LoopEventAlignment (3).png

In our implementation, the baton is represented as a TerminationAttempt event that contains the following properties:

  1. The current StreamScope of the attempt

  2. An attempt identifier (~epoch)

  3. The scope level of the last visited operator (to decide on alignment)

  4. The last completed scope level

  5. The collective status of the operators visited in the current attempt

Fig.2 - A dataflow graph example that contains nested loops

Iteration-decentralized-alg3.png

In Fig. 2 we depict an example throughout all phases to use as a reference. The protocol works as follows:

Once all regular stream sources have reached the “end-of-stream” the system enters into a “Attempting” phase, upon which the following abortable protocol becomes active:

  1. The regular stream sources broadcast a TerminationAttempt event to downstream operators

  2. Three types of operators might receive this event

    1. Type 1 : Head Operators

    2. Type 2 : Operators with Feedback link, (Red nodes in Fig. 2)

    3. Type 3 : Other operators(Grey nodes in Fig. 2)

  3. Each of the operators handles the TerminationAttempt as follows:

    1. Type 3: Add status (BUSY | IDLE)  to the event and broadcast it.
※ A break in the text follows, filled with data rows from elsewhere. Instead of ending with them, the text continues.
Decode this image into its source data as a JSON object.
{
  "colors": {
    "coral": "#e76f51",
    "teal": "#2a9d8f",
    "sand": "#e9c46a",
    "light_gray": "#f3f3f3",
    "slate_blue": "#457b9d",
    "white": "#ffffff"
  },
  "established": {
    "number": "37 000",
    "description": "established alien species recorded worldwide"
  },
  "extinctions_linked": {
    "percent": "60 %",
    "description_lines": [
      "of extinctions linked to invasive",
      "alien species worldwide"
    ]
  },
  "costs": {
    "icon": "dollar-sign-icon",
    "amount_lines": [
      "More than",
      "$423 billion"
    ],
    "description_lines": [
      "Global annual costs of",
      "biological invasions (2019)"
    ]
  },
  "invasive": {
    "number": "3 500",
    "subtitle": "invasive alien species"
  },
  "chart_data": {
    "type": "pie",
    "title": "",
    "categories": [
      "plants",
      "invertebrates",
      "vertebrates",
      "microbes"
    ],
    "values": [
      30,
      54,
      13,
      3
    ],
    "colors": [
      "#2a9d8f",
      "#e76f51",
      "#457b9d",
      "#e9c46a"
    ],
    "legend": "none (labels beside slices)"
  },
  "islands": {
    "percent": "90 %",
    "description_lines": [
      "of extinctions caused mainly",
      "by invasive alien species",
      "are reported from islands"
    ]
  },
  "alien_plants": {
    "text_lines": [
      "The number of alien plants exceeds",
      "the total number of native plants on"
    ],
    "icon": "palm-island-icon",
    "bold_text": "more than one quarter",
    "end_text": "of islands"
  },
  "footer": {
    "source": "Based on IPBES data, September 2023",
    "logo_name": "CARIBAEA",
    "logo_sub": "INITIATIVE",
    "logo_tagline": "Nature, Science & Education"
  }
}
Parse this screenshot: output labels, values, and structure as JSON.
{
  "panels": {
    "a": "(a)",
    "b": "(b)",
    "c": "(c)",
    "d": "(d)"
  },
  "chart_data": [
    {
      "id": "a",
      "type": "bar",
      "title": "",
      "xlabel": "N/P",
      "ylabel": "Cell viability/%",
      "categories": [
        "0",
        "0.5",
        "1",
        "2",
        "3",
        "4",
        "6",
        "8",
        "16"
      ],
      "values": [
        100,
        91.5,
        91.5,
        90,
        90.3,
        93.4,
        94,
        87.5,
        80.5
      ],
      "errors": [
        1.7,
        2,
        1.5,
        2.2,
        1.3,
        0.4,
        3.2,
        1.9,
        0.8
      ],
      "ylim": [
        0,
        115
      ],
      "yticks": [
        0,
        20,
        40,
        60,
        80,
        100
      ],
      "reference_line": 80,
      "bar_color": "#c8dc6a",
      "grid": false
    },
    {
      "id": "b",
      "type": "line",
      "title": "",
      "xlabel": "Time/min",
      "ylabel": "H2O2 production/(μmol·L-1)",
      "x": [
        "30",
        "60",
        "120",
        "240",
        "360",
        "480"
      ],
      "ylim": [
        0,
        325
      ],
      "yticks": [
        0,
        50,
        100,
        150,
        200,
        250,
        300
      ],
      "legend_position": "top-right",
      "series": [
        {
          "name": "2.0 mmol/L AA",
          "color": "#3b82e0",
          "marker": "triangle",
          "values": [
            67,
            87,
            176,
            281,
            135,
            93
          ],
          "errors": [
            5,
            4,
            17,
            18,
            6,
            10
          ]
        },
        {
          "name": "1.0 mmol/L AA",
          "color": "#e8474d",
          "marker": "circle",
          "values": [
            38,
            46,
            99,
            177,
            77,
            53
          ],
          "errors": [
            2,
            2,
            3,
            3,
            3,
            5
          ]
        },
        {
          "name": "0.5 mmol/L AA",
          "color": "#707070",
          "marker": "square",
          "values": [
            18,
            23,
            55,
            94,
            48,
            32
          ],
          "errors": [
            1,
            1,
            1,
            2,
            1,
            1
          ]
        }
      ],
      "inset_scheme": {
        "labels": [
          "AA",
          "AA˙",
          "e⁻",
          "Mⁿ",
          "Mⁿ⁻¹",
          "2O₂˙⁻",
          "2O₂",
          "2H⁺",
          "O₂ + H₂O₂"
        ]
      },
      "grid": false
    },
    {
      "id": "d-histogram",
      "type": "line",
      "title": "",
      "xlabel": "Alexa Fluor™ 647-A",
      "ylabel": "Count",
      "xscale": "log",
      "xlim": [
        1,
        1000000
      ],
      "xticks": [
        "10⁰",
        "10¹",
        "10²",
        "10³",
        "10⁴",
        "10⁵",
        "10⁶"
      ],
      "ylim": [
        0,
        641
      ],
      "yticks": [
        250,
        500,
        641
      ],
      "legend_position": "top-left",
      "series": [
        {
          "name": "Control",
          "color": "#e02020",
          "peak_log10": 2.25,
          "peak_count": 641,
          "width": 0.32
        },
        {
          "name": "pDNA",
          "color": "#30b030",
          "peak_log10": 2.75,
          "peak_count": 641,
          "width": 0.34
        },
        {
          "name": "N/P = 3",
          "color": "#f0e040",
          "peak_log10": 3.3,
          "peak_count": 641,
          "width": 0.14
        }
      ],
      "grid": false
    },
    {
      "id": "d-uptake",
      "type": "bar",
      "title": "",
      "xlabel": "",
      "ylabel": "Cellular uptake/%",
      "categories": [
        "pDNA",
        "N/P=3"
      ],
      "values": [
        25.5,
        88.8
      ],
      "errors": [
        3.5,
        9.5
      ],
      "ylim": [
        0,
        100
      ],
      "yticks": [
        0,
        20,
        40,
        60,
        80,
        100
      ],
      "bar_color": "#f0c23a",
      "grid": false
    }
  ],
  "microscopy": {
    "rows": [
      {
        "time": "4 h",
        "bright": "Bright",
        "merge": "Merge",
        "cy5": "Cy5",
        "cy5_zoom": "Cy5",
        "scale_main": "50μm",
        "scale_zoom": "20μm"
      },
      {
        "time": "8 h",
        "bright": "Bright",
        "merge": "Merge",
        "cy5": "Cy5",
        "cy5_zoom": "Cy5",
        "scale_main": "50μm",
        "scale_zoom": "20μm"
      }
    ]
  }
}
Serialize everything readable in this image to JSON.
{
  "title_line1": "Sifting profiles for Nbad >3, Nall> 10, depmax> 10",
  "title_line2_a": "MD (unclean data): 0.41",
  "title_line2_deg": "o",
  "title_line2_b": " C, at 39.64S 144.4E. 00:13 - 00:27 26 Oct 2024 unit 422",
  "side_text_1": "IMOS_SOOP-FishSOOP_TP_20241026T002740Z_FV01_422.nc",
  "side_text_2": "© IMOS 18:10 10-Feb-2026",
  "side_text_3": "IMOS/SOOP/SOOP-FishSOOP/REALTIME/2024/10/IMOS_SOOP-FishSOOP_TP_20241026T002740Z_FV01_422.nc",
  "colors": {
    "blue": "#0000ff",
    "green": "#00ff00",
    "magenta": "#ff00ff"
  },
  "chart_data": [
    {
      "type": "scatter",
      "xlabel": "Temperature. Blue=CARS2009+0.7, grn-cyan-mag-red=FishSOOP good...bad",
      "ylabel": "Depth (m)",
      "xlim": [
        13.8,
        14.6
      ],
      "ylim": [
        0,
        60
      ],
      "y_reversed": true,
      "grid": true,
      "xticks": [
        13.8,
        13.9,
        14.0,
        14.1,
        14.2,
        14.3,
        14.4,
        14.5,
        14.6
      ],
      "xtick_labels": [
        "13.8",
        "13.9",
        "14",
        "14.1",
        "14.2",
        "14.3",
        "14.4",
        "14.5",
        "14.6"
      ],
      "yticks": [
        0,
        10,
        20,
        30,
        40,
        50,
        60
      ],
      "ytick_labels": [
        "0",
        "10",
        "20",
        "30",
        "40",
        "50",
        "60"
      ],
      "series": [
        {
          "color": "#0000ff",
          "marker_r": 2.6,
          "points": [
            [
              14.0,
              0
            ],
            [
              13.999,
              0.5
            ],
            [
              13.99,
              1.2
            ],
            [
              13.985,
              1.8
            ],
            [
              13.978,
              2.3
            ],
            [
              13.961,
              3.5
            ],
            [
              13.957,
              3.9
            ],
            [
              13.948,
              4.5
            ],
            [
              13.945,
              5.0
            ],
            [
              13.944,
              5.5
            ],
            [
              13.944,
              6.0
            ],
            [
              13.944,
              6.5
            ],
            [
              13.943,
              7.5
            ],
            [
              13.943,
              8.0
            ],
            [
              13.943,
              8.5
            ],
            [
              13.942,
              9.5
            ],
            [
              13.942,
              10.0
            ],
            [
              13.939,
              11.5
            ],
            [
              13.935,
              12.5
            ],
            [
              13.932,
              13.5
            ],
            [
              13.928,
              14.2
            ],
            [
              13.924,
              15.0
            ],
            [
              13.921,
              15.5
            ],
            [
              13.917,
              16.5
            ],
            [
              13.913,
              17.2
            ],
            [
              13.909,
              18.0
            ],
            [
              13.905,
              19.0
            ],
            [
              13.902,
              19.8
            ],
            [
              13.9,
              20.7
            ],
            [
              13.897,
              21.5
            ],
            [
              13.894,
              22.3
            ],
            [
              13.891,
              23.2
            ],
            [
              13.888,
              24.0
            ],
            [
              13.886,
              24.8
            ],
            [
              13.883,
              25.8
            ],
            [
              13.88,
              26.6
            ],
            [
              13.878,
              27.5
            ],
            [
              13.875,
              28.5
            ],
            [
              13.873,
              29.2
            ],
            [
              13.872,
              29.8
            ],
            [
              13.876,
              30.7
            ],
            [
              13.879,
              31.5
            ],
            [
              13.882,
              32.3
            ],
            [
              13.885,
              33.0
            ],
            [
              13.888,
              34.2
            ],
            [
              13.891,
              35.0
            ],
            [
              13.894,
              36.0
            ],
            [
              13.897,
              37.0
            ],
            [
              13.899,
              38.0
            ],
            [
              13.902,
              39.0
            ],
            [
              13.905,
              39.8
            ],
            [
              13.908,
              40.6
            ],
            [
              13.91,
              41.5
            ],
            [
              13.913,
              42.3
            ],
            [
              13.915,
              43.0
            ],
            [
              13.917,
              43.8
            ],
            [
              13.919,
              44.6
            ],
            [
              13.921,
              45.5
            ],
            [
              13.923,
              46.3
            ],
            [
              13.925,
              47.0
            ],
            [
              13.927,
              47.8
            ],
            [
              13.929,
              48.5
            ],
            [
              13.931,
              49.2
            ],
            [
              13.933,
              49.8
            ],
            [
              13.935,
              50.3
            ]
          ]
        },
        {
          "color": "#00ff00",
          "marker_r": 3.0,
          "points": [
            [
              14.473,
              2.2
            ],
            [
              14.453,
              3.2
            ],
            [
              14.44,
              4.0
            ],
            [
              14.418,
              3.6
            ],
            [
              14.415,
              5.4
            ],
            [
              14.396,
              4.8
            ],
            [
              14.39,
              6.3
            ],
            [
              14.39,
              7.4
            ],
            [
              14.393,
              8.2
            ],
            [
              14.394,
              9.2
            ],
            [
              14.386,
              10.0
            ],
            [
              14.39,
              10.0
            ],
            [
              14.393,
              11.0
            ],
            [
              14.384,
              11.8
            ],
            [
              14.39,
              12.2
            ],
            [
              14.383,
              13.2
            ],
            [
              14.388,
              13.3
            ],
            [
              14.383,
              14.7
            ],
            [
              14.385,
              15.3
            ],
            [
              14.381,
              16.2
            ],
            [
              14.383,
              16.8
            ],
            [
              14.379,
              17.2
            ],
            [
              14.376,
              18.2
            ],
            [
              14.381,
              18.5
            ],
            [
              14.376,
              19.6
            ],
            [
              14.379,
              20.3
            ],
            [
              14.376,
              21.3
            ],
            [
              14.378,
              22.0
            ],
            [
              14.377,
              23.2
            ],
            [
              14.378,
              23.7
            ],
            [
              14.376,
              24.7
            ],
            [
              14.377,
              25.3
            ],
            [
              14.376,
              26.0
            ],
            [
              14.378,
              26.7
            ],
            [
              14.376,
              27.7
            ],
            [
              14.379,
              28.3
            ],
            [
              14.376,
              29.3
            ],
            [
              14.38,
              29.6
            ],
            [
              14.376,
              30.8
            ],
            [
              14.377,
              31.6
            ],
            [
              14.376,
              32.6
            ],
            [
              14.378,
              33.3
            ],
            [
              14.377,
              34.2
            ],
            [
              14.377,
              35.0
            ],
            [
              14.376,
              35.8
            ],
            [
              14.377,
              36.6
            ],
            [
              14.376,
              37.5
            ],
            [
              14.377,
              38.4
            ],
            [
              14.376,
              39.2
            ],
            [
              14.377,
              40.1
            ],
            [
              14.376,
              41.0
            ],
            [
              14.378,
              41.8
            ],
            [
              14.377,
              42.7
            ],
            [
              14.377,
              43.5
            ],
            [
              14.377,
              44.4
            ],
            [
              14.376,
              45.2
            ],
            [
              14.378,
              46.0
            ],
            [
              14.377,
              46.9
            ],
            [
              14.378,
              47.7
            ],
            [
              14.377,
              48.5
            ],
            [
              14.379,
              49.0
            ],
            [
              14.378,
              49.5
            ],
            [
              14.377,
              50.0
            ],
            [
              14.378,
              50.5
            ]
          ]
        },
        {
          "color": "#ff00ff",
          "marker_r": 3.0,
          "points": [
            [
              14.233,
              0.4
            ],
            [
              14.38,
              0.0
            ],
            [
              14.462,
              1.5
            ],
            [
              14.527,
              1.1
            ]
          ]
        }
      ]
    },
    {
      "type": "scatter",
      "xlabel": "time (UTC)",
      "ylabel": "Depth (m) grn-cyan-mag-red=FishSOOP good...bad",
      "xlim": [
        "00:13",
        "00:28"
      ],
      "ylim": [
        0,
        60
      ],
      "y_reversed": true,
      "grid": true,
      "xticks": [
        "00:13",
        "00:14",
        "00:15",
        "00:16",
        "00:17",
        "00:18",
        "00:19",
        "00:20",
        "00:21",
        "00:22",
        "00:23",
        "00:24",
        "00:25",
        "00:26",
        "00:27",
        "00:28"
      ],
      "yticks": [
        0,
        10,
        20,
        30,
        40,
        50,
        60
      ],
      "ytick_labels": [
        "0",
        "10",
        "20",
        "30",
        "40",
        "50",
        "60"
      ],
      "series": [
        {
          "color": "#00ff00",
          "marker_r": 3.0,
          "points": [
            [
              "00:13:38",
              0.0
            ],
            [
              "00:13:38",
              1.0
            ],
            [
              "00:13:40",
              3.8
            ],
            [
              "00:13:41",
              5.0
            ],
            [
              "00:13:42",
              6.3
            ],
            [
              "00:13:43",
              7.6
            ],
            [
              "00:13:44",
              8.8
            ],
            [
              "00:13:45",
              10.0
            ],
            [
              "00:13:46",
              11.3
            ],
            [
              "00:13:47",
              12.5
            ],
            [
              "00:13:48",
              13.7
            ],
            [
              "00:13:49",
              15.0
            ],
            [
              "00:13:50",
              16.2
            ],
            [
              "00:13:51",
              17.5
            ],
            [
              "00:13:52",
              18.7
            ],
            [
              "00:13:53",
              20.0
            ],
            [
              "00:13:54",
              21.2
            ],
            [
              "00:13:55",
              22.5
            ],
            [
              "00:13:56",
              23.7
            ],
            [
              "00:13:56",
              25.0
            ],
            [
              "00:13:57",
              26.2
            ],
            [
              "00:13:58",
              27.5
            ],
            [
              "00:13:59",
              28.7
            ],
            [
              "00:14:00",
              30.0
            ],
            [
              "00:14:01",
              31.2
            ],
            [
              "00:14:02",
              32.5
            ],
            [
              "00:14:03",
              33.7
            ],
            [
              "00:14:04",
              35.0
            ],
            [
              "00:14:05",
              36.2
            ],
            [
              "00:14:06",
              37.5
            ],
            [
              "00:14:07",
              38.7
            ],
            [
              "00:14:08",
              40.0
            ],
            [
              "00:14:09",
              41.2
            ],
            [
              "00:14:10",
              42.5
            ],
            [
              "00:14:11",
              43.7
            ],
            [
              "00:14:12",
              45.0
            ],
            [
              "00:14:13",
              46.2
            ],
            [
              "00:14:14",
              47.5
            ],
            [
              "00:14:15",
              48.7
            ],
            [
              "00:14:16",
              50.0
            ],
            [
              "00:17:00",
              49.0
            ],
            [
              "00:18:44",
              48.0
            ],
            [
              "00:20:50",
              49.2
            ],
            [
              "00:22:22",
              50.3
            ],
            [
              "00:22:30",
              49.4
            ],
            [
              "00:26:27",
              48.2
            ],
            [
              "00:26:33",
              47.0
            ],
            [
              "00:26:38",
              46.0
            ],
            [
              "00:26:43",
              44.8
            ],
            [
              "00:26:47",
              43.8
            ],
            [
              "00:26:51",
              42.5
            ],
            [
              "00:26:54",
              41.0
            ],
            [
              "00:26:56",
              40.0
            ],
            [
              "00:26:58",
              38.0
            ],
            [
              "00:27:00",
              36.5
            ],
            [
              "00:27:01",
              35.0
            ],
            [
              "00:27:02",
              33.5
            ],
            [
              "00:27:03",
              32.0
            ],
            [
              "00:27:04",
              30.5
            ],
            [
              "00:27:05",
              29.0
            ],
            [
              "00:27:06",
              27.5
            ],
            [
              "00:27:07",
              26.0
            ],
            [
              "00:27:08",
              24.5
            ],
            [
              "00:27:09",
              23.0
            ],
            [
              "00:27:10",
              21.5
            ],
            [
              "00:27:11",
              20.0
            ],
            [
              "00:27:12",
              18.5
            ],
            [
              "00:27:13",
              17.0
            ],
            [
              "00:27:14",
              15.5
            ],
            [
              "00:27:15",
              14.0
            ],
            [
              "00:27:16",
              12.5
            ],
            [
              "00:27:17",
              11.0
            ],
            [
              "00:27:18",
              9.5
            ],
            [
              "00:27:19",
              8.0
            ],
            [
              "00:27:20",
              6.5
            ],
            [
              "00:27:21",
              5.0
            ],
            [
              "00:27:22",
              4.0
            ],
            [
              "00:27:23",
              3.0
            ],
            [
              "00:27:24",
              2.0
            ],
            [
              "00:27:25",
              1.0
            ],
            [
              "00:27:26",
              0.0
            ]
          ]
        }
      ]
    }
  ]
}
    2. Type 2: If the event is not associated with a StreamScope, then operator will associate its outermost non-terminated StreamScope to this event. Add operator status to the event and broadcast it.

    3. Type 1: if the operator’s StreamScope is not the one in the event then it will just add its status to the event and forward it downstream. Otherwise, it will go into a local speculation mode on which protocol  is activated :

  4. The operator will enter an ATTEMPTING state, broadcast a TerminationAttempt downstream and wait to receive this event back via the feedback loop. Once it gets it back it executes the following steps:

    1. If the operator did not receive any data streams in between and the TerminationAttempt is collectively marked as IDLE, it will

      1. Mark its StreamScope as complete in this event and flag this context as terminated

      2. Terminate and forward this event, which will cause all operators to terminate up until reaching another Type 2 operator.

    2. Otherwise, the Operator will repeat protocol from step 4 with an increased attempt id

Compatibility, Deprecation, and Migration Plan

  • The Proposed changes in the PublicEvolving Iteration API are not backward compatible and require the following changes:
    • Users need to discard the Iteration Timeout in existing Flink applications
    • All logic within Iterations need to be wrapped within a LoopFunction or CoLoopFunction
    • Binary Operations (union, connect, join, cogroup) are now dissallowed across different loop contexts
    • Chaining is now disabled across operators of different StreamScope (context)
  • The old (currently deprecated) API can still be accessible until a major future release (e.g. Flink v2.0). This is up to discussion.
  • Changes will affect third project integrations of Flink such as the Storm and Samoa compatibility libraries which allow arbitrary loops in the graph and do not require nesting.

Test Plan

All proposed changes need to be tested thoroughly. Thus, the following tests are proposed

  • Add unit tests for API restrictions on binary graph operations across contexts (i.e. union, cogroup, join, connect etc)
  • Remove old test functionality that depends on timeouts for loop termination
  • Add unit test to validate the correct properties of StreamScopes with a unit test (e.g. unique contexts, scope levels and nesting)
  • Test termination with a complex integration test which contains multiple nested levels and different iterations one after the other.

Rejected Alternatives

You can find the prior proposal that was rejected here (Part I). That is more general but requires more RPC communication which can be preferably avoided.